Ok, maybe I was far from current state of PF rules... Let's do step by step.
For start discussion I will use this more or less real example:

altq on $ext_if cbq bandwidth 100Mb queue { std, pq }
 queue std bandwidth 98Mb cbq(default, borrow)
 queue pq bandwidth 1024Kb cbq { pq_1, pq_2, pq_3, pq_4 }
  queue pq_1 bandwidth 256Kb
  queue pq_2 bandwidth 256Kb
  queue pq_3 bandwidth 256Kb
  queue pq_4 bandwidth 256Kb

pass out on $ext_if inet from any to 192.168.0.1 keep state queue pq_1
pass out on $ext_if inet from any to 192.168.0.2 keep state queue pq_2
pass out on $ext_if inet from any to 192.168.0.3 keep state queue pq_3
pass out on $ext_if inet from any to 192.168.0.4 keep state queue pq_4

Now I want to start from another side.
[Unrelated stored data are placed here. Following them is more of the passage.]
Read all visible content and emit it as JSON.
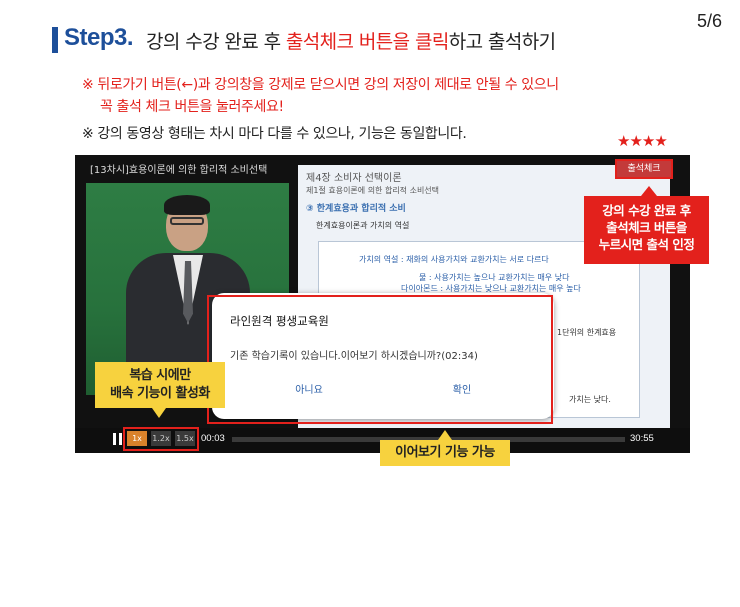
{
  "header": {
    "step_label": "Step3.",
    "title_before": "강의 수강 완료 후 ",
    "title_highlight": "출석체크 버튼을 클릭",
    "title_after": "하고 출석하기",
    "page_number": "5/6"
  },
  "notes": {
    "warning_line1": "※ 뒤로가기 버튼(←)과 강의창을 강제로 닫으시면 강의 저장이 제대로 안될 수 있으니",
    "warning_line2": "꼭 출석 체크 버튼을 눌러주세요!",
    "info": "※ 강의 동영상 형태는 차시 마다 다를 수 있으나, 기능은 동일합니다."
  },
  "stars": "★★★★",
  "player": {
    "video_title": "[13차시]효용이론에 의한 합리적 소비선택",
    "checkin_button": "출석체크",
    "slide": {
      "chapter": "제4장 소비자 선택이론",
      "section_title": "제1절 효용이론에 의한 합리적 소비선택",
      "heading": "③ 한계효용과 합리적 소비",
      "subheading": "한계효용이론과 가치의 역설",
      "line1": "가치의 역설 : 재화의 사용가치와 교환가치는 서로 다르다",
      "line2": "물 : 사용가치는 높으나 교환가치는 매우 낮다",
      "line3": "다이아몬드 : 사용가치는 낮으나 교환가치는 매우 높다",
      "line4": "1단위의 한계효용",
      "line5": "가치는 낮다."
    },
    "dialog": {
      "title": "라인원격 평생교육원",
      "message": "기존 학습기록이 있습니다.이어보기 하시겠습니까?(02:34)",
      "no_label": "아니요",
      "ok_label": "확인"
    },
    "controls": {
      "speeds": [
        "1x",
        "1.2x",
        "1.5x"
      ],
      "active_speed": "1x",
      "current_time": "00:03",
      "total_time": "30:55",
      "progress_fraction": 0.0
    }
  },
  "callouts": {
    "checkin_line1": "강의 수강 완료 후",
    "checkin_line2": "출석체크 버튼을",
    "checkin_line3": "누르시면 출석 인정",
    "review_line1": "복습 시에만",
    "review_line2": "배속 기능이 활성화",
    "resume": "이어보기 기능 가능"
  },
  "colors": {
    "accent_blue": "#1d4f9a",
    "accent_red": "#e3211c",
    "callout_yellow": "#f7d23e"
  }
}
I want make pfctl to create
child queues automatically, using config like this:
altq on $ext_if cbq bandwidth 100Mb queue { std, pq }
 queue std bandwidth 98Mb cbq(default, borrow)
 queue pq bandwidth 1024Kb cbq spray_child 4

As you see, I want to add keywords "spray_child 4" which must be
interpreted as "create 4 child queues each with 1/4 bandwidth of
parent queue". In the end, pfctl must create same queues as in upper
example.
I imagine to add SLIST_QUEUE into struct pf_altq for keeping "qid"s
and "index number"s of child queues (automatically created). Then I
plan to add creation of child queues into function 'eval_pfqueue' (in
pfctl_altq.c). And "qid"s and "index number"s of these created queues
will be stored in SLIST_QUEUE of parent rule ("pq").
So, in pf_test() instead of searching child queue by name I can just
walk through r->...(SLIST_QUEUE)... and get one with needed "index
number" (with index_number == i_diff, see my "patch" in first mail)
and use it's qid.

I think it will be fast enought for pf, at least it looks so.

May I ask someone to help me with parse.y?